Now, let’s plot the performance trade-offs between all of our models.

for index, row in performance_df_masked.iterrows():
    bal_error, eq_odds_diff = row["balanced_error"], row["equalized_odds"]
    epsilon_, index_ = row["epsilon"], row["index"]
    plt.scatter(bal_error, eq_odds_diff, color="green", label="ExponentiatedGradient")
    plt.text(
        bal_error + 0.001,
        eq_odds_diff + 0.0001,
        f"Eps: {epsilon_}, Idx: {int(index_)}",
        fontsize=10,
    )
plt.scatter(
    1.0 - balanced_accuracy_unmitigated,
    equalized_odds_unmitigated,
    label="UnmitigatedModel",
)
plt.scatter(1.0 - bal_acc_postprocess, eq_odds_postprocess, label="PostProcess")
plt.xlabel("Weighted Error Rate")
plt.ylabel("Equalized Odds")
plt.legend(bbox_to_anchor=(1.85, 1))

<matplotlib.legend.Legend object at 0x7fb3d28d5d60>

With the above plot, we can see how the performance of the non-dominated inner models compares to the original unmitigated model. In many cases, we see that a reduction in the equalized_odds_difference is accompanied by a small increase in the weighted error rate.

Selecting a suitable inner model#

One strategy we can use to select a model is creating a threshold based on the balanced error rate of the unmitigated model. Then out of the filtered models, we select the model that minimizes the equalized_odds_difference. The process can be broken down into the three steps below:

Create threshold based on balanced_error of the unmitigated model.
Filter only models whose balanced_error are below the threshold.
Choose the model with smallest equalized_odds difference.

Within the context of fair lending in the United States, if a financial institution is found to be engaging in discriminatory behavior, they must produce documentation that demonstrates the model chosen is the least discriminatory model while satisfying profitability and other business needs.
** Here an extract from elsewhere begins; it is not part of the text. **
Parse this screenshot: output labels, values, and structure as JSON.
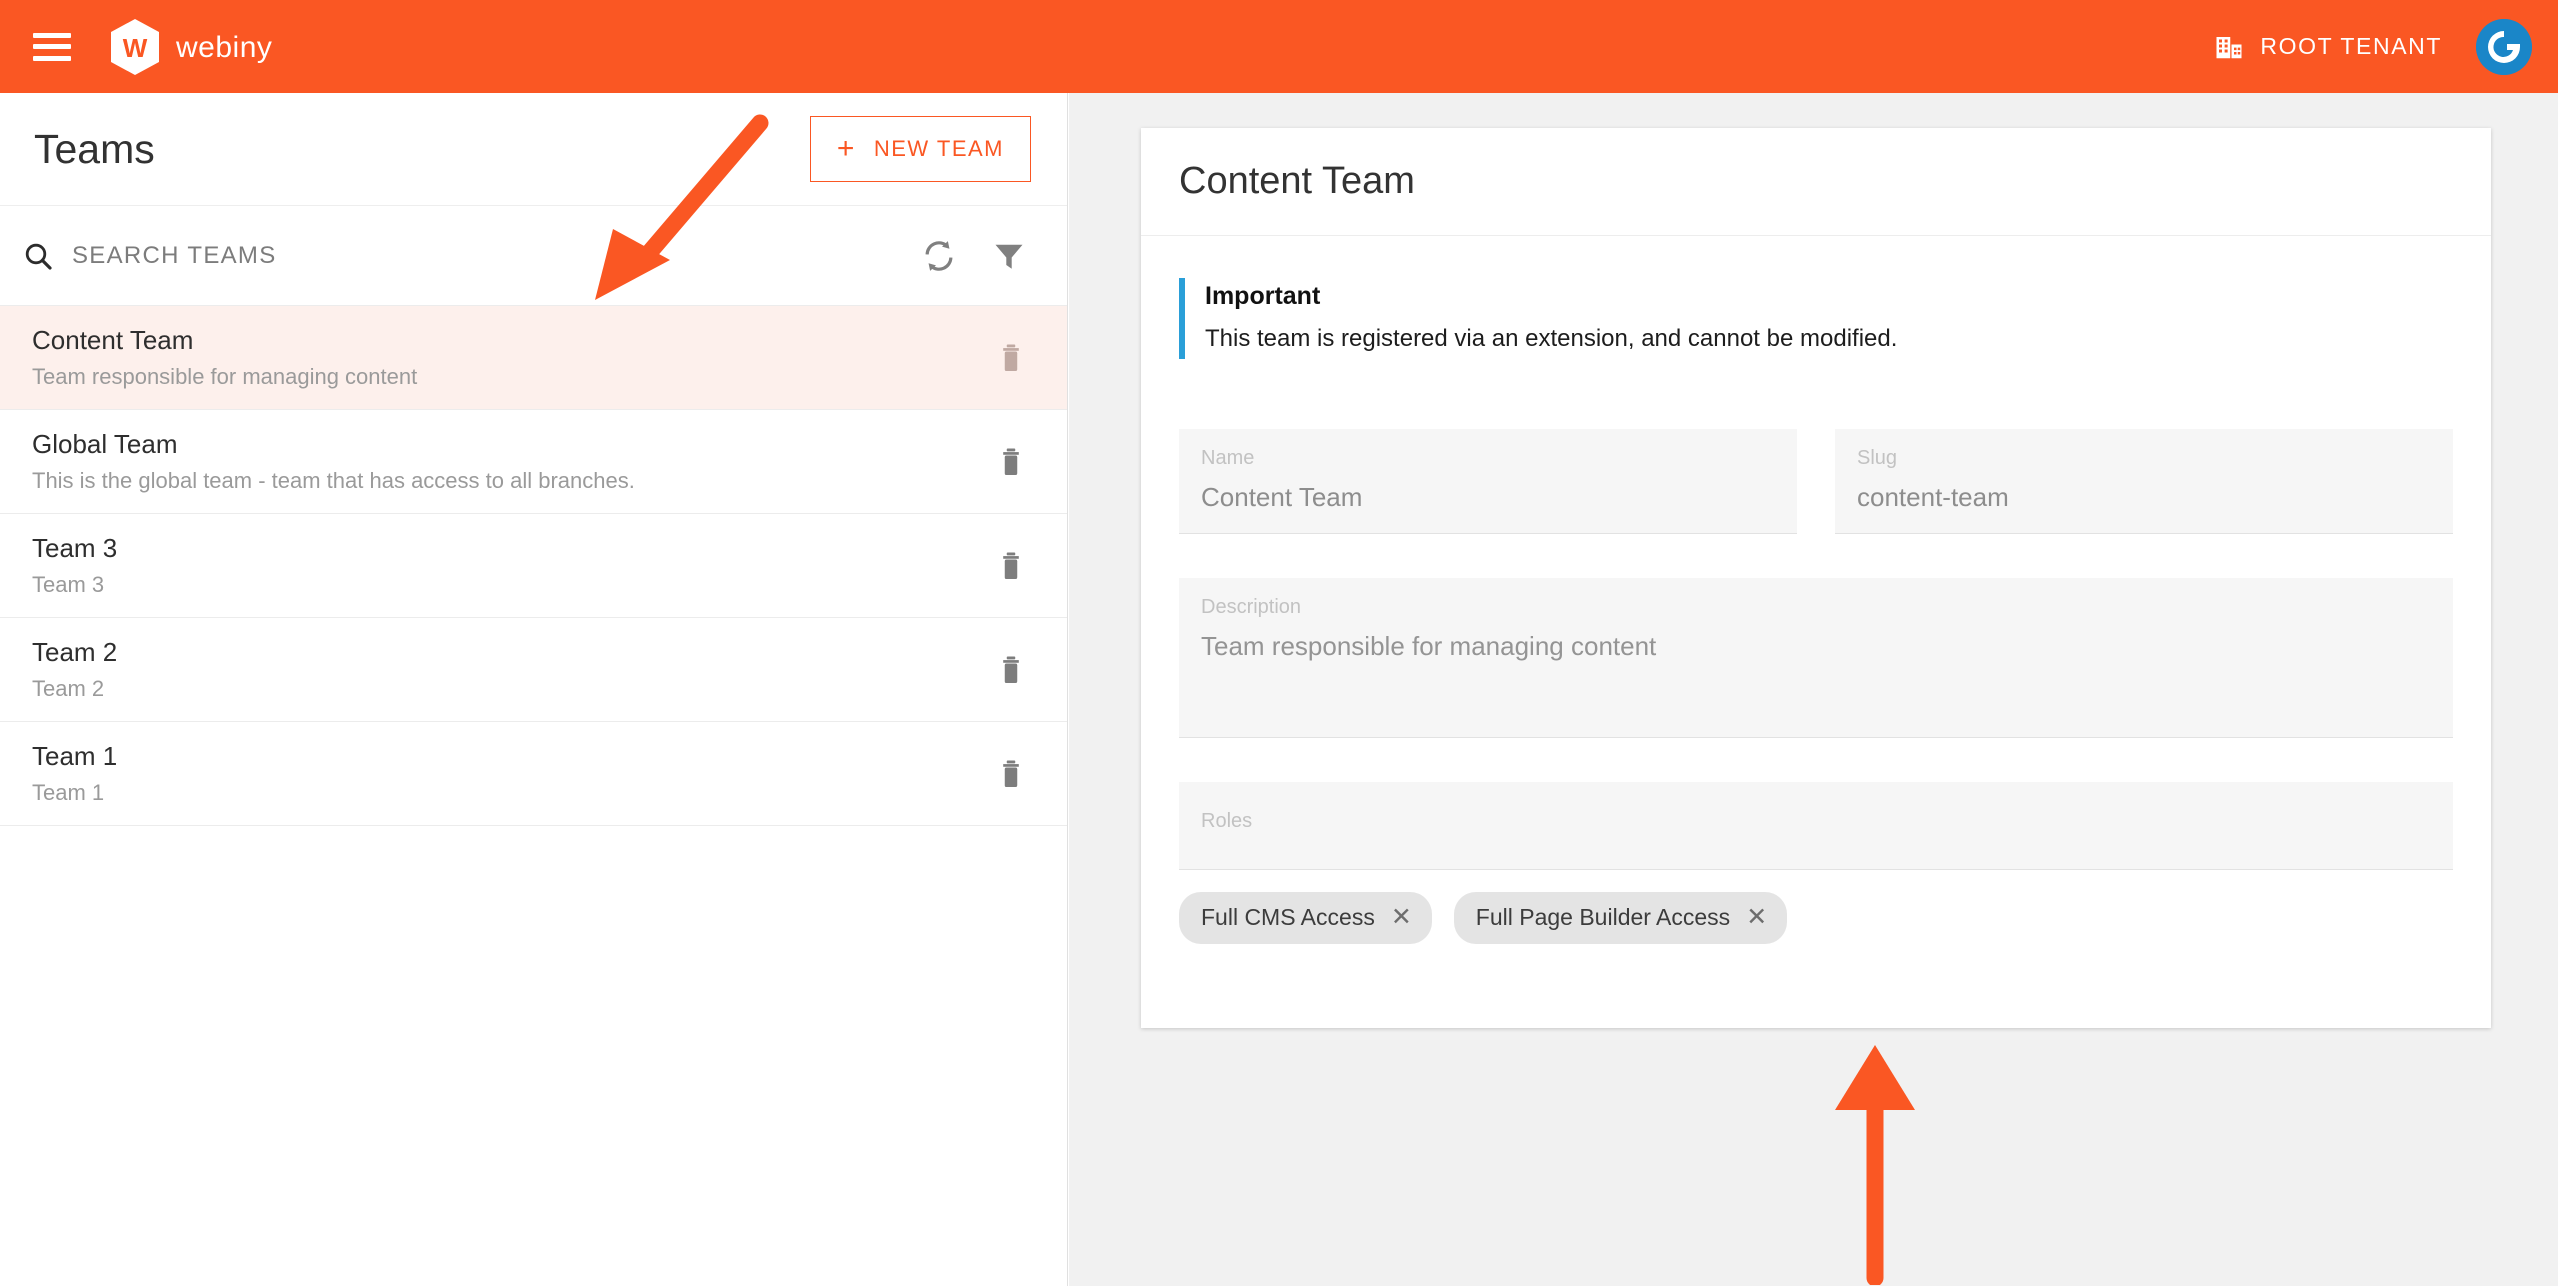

In our approach, the business need of profitability is simulated by thresholding based on the balanced_error rate of the unmitigated model, and we choose the least discriminatory model based on the smallest equalized_odds_difference value.

def filter_models_by_unmitigiated_score(
    all_models,
    models_frames,
    unmitigated_score,
    performance_metric="balanced_error",
    fairness_metric="equalized_odds",
    threshold=0.01,
):
    """Filter out models whose performance score is above the desired
    threshold. Out of the remaining model, return the models with the best
    score on the fairness metric.

    Parameters
    ----------
    all_models: Dictionary (Epsilon, Index) mapping (epilson, index number) pairs to a Model object
    models_frames: A DataFrame representing each model's performance and fairness score.
    unmitigated_score: The performance score of the unmitigated model.
    performance_metric: The model performance metric to threshold on.
    fairness_metric: The fairness metric to optimize for
    threshold: The threshold padding added to the :code:`unmitigated_score`.

    """
    # Create threshold based on balanced_error of unmitigated model and filter
    models_filtered = models_frames.query(
        f"{performance_metric} <= {unmitigated_score + threshold}"
    )
    best_row = models_filtered.sort_values(by=[fairness_metric]).iloc[0]
    # Choose the model with smallest equalized_odds difference
    epsilon, index = best_row[["epsilon", "index"]]
    return {
        "model": all_models[epsilon][index],
        "epsilon": epsilon,
        "index": index,
    }

best_model = filter_models_by_unmitigiated_score(
    all_models,
    models_frames=performance_df,
    unmitigated_score=(1.0 - balanced_accuracy_unmitigated),
    threshold=0.015,
)

print(
    f"Epsilon for best model: {best_model.get('epsilon')}, Index number: {best_model.get('index')}"
)
inprocess_model = best_model.get("model")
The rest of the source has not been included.